O Conselho da União Europeia (UE) decidiu hoje (04.11.2023) finalizar a assinatura do Acordo-Quadro Avançado (AFA) e o Acordo Comercial Provisório (ITA), que constituem uma versão atualizada do Acordo de Associação com o Chile atualmente em vigor.
Esses termos finais do novo acordo fortalecerão as relações políticas e econômicas entre a UE e o Chile e aprofundarão a cooperação e o comércio. Ao mesmo tempo, ajudarão a abordar conjuntamente novos desafios globais.
A vice-presidente e ministra da Economia, Comércio e Empresa, Nadia Calviño, destacou que o acordo comercial UE-Chile contribuirá para melhorar a autonomia estratégica da UE, reforçando a segurança do abastecimento e as oportunidades de exportação das nossas empresas.
Assim, o Acordo-Quadro Avançado (AFA) é composto por componentes políticos, econômicos e sociais. cooperação e comércio e investimento, enquanto o Acordo Comercial Provisório (ACI) trata da liberalização de comércio e investimento.
Comércio e os benefícios do acordo
A UE é o terceiro maior parceiro comercial do Chile.

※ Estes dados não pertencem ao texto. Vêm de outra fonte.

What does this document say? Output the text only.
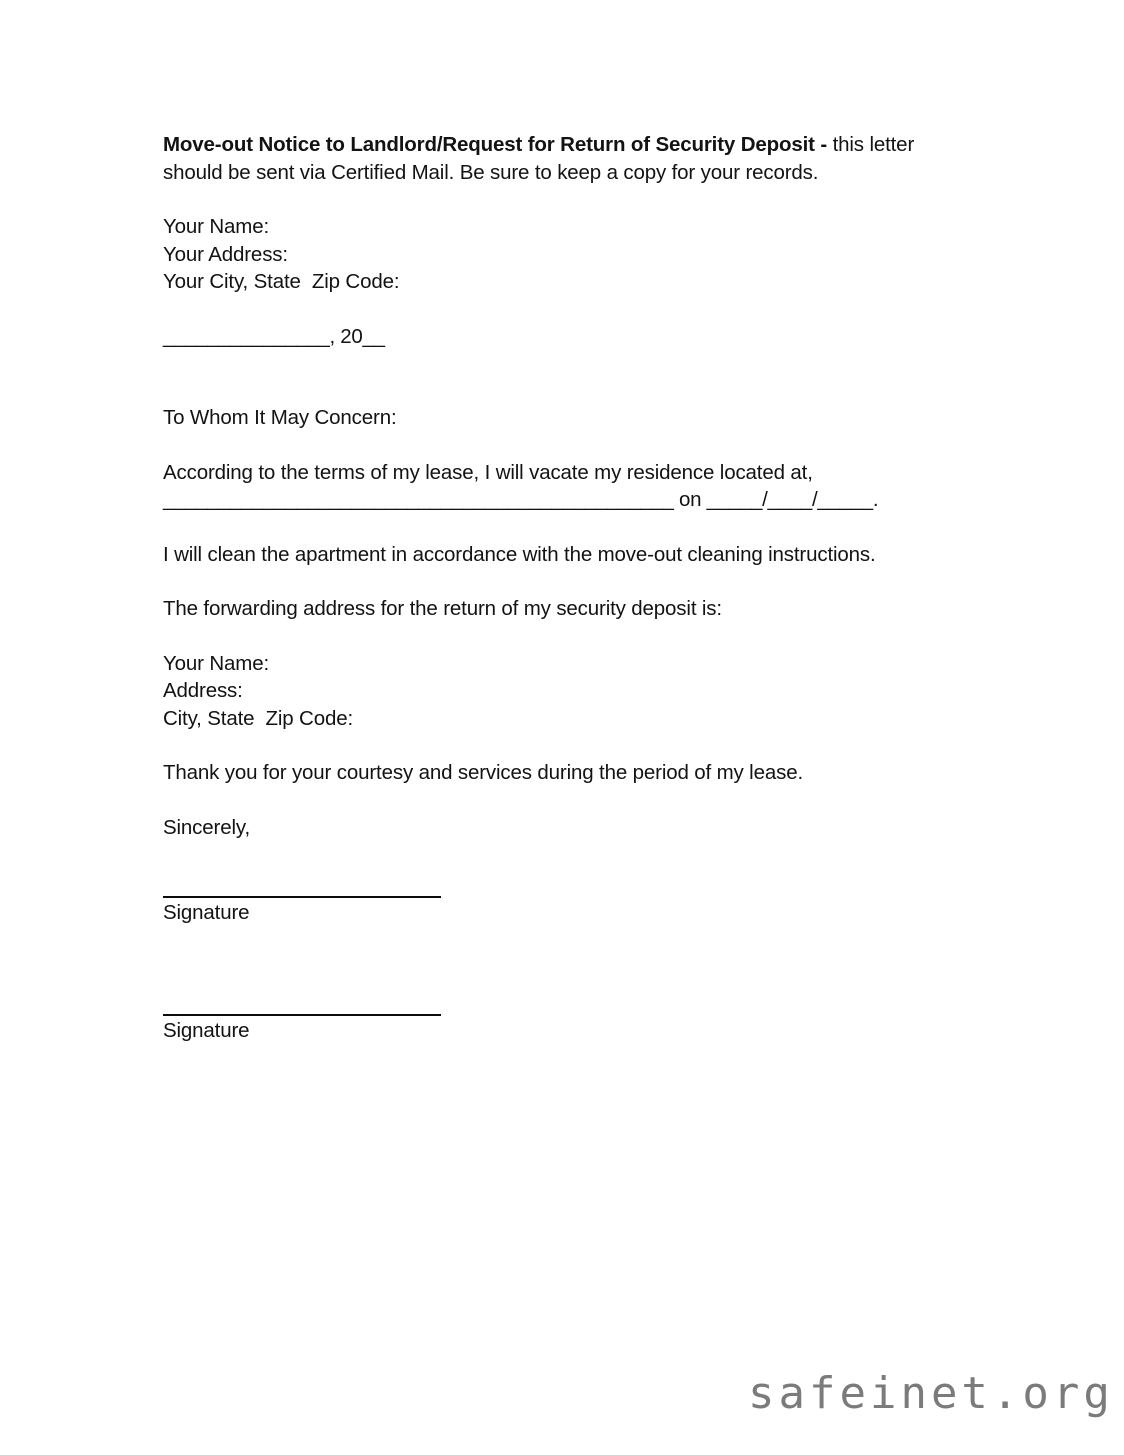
Move-out Notice to Landlord/Request for Return of Security Deposit - this letter should be sent via Certified Mail. Be sure to keep a copy for your records.

Your Name:
Your Address:
Your City, State  Zip Code:
_______________, 20__
To Whom It May Concern:
According to the terms of my lease, I will vacate my residence located at,
______________________________________________ on _____/____/_____.

I will clean the apartment in accordance with the move-out cleaning instructions.

The forwarding address for the return of my security deposit is:
Your Name:
Address:
City, State  Zip Code:
Thank you for your courtesy and services during the period of my lease.
Sincerely,
Signature
Signature
safeinet.org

Cerca de 99,9% das exportações da UE estarão isentas de tarifas quando o acordo entrar em vigor, o que deverá aumentar as exportações da UE para o Chile em até € 4.500 bilhões.
O acordo proporcionará maior acesso a Matérias-primas e combustíveis limpos como lítio, cobre e hidrogênio, que são cruciais para a transição para a economia verde.
Também facilitará a prestação de serviços por parte das empresas da UE. serviços no Chile, incluindo entrega, telecomunicações, transporte marítimo e serviços financeiros.
Ele dará o mesmo tratamento ao investidores da UE no Chile do que para investidores chilenos e dará às empresas da UE melhor acesso aos contratos públicos chilenos para bens, serviços, obras e concessões de obras, e vice-versa.
O acordo inclui um capítulo dedicado à pequenas e médias empresass para ajudar a garantir que as empresas menores se beneficiem totalmente do acordo, inclusive reduzindo a burocracia.
A cerimônia de assinatura dos acordos (AFA | ITA) está prevista para ocorrer em meados de dezembro. A aprovação legislativa do texto será necessária na UE e no Chile para que essas novas disposições entrem em vigor.